The death penalty is our positive law. So said Indonesian President Joko Widodo in defence of his country’s decision to execute drug smugglers.
Widodo was responding to Australia’s human rights commissioner, Gillian Triggs, who suggested foreign aid to Indonesia and other countries in the Asia Pacific region should hinge on the country’s human rights records.
“My duty as president of Indonesia is to carry out the law and I’m sure other countries will understand this,” said Widodo. “Every day 50 young Indonesians die. In one year that is 18,000 dead. I hope they understand about that.”
As reported by The Guardian, Australia withdrew the ambassador to Indonesia for “consultations” after the execution of Andrew Chan and Myuran Sukumaran last month along with six others: Nigerians Raheem Salami, Silvester Obiekwe Nwolise, Okwudili Oyatanze and Martin Anderson; Brazilian Rodrigo Gularte and Indonesian Zainal Abidin.

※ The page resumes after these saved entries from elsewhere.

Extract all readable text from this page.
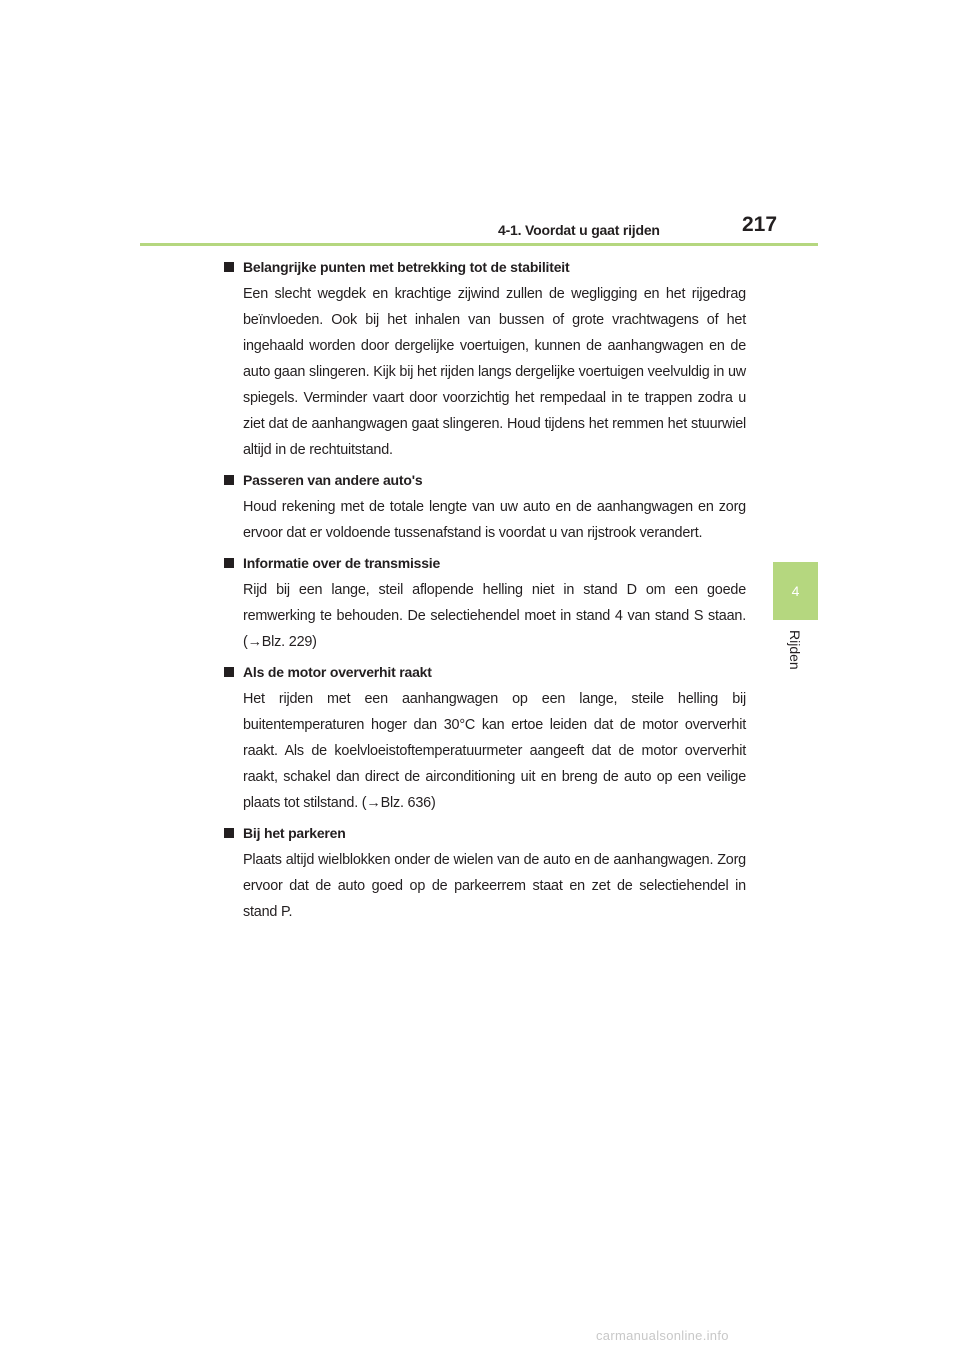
4-1. Voordat u gaat rijden	217
4
Rijden
Belangrijke punten met betrekking tot de stabiliteit
Een slecht wegdek en krachtige zijwind zullen de wegligging en het rijgedrag beïnvloeden. Ook bij het inhalen van bussen of grote vrachtwagens of het ingehaald worden door dergelijke voertuigen, kunnen de aanhangwagen en de auto gaan slingeren. Kijk bij het rijden langs dergelijke voertuigen veelvuldig in uw spiegels. Verminder vaart door voorzichtig het rempedaal in te trappen zodra u ziet dat de aanhangwagen gaat slingeren. Houd tijdens het remmen het stuurwiel altijd in de rechtuitstand.
Passeren van andere auto's
Houd rekening met de totale lengte van uw auto en de aanhangwagen en zorg ervoor dat er voldoende tussenafstand is voordat u van rijstrook verandert.
Informatie over de transmissie
Rijd bij een lange, steil aflopende helling niet in stand D om een goede remwerking te behouden. De selectiehendel moet in stand 4 van stand S staan. (→Blz. 229)
Als de motor oververhit raakt
Het rijden met een aanhangwagen op een lange, steile helling bij buitentemperaturen hoger dan 30°C kan ertoe leiden dat de motor oververhit raakt. Als de koelvloeistoftemperatuurmeter aangeeft dat de motor oververhit raakt, schakel dan direct de airconditioning uit en breng de auto op een veilige plaats tot stilstand. (→Blz. 636)
Bij het parkeren
Plaats altijd wielblokken onder de wielen van de auto en de aanhangwagen. Zorg ervoor dat de auto goed op de parkeerrem staat en zet de selectiehendel in stand P.
carmanualsonline.info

Widodo refused to grant the pair clemency and has insisted the sovereignty of Indonesia must be respected by Australia.
Triggs has criticised the executions saying the death penalty was becoming an “increasingly cruel and out-of-place” practice.
“That the execution of those trafficking in drugs is contrary to international law is strongly arguable,” Triggs wrote in a column for Fairfax Media, Australasia’s leading media company.